AMD (AMD) will report its second quarter results after the bell on Tuesday, giving Wall Street a better understanding of the AI chip market ahead of rival Nvidia’s (NVDA) report later this month.
The company stands to benefit from the resumption of its chip sales in China after the Trump administration briefly banned them in April, as well as the potential for pull-forward in CPU sales as manufacturers built up inventory to fend off the impact of tariffs on PC sales.
AMD shares are up 47% year to date and 34% over the last 12 months, while Nvidia shares are up 33% and 66%, respectively.
For the quarter, AMD is expected to see adjusted earnings per share (EPS) of $0.49 on revenue of $7.4 billion, according to Bloomberg consensus estimates. That would represent a 29% decline in EPS but a 27% jump in revenue.
Part of the reason for that is that AMD is expected to take a $700 million hit from the Trump administration’s ban on the sale of the company’s MI308 AI chips for China. That’s far lower than the $4.5 billion write-down Nvidia took in Q1 and the $8 billion it said it would take in Q2 due to the impact of the ban on its own China-specific chip.
Trump reversed course on the ban last month, which should help make up for some of those losses in the coming quarters.
AMD should also benefit from the launch of its MI350 line of AI chips, designed to go toe-to-toe with Nvidia’s Blackwell-powered chips. According to AMD, the MI350 line, which includes the MI350X and MI355X, offers four times the AI compute performance and a 35x increase in inferencing capabilities versus its predecessors.
“We expect AMD to post higher results and higher guidance, as we see improving traditional server demand and latest generation share gains, as well as strong demand for MI355,” KeyBanc Capital Markets analyst John Vinh wrote in an investor note ahead of the company’s earnings.
AMD’s Data Center segment is expected to bring in $3.2 billion in the quarter, up 14% year over year from Q2 2024 when the business generated $2.8 billion.
Beyond the Data Center segment, AMD’s Client business, which includes sales of CPUs for desktops and laptops, is expected to see $2.5 billion. That’s a massive 71% jump versus the $1.4 billion it brought in during the same quarter last year.
That anticipated increase is thanks to the anticipated pull-forward in laptop and desktop shipments to combat the Trump administration’s tariffs. But it will also hurt sales in the back half of the year.
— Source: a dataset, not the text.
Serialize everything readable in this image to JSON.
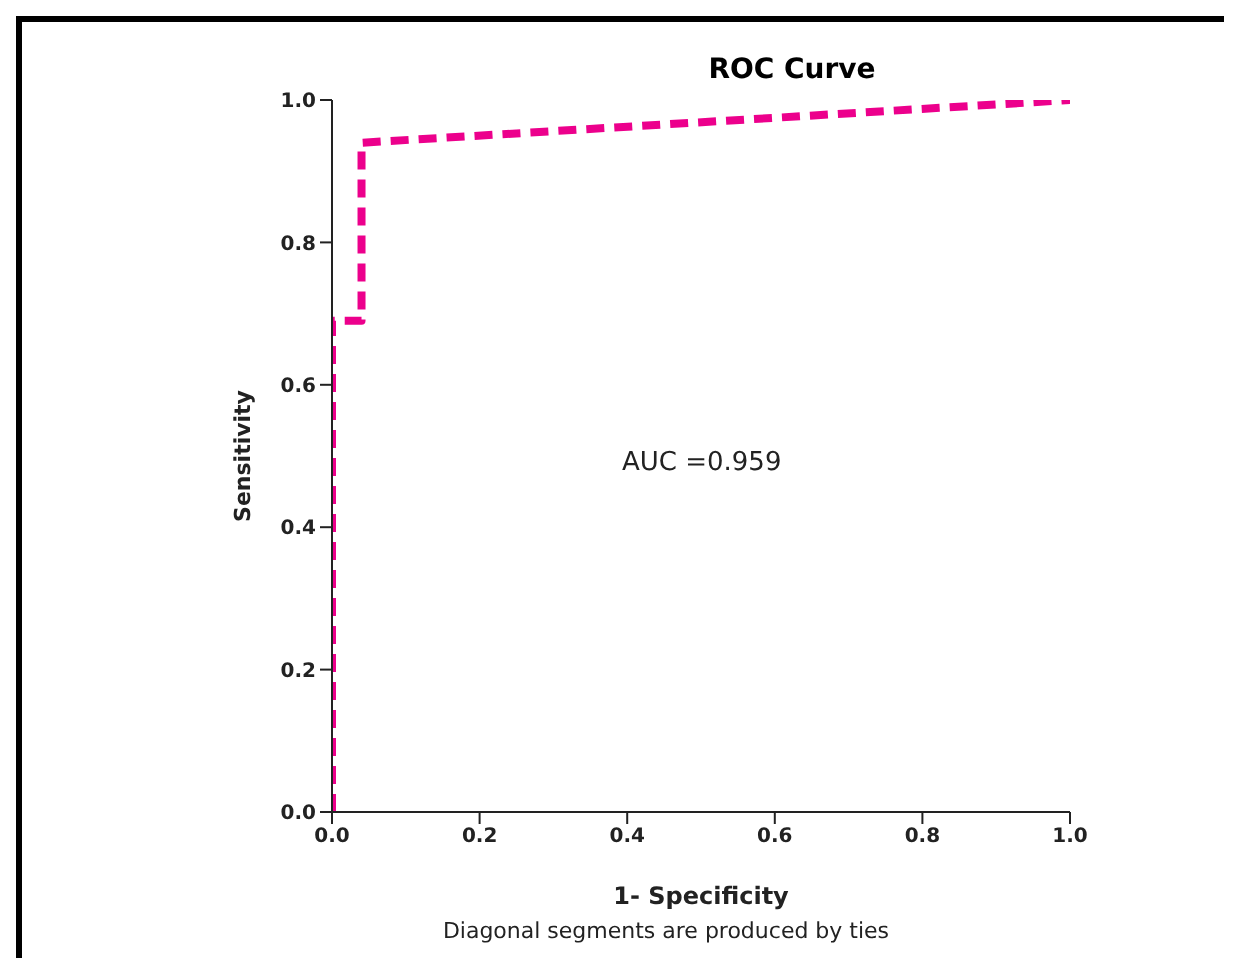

“Similar to [Intel], we expect AMD Client to benefit from tariff-related pull-in of demand in Q2, and that same benefit to likely reverse in 2H, leading to below-seasonal Q3/Q4,” BofA Global Research analyst Vivek Arya wrote in an investor note.
“For [Intel], new Street estimates for [Client Computer Group] now point to +4%/+2% [quarter-over-quarter growth] in Q3/Q4, below +7%/+4% prior to Q2 earnings and also below typical +9%/+4%,” Arya added. “However, for AMD, we highlight Street estimates already embed the demand normalization, with Client estimates of +2%/+0% in Q3/Q4 well below typical +15%/+14%.”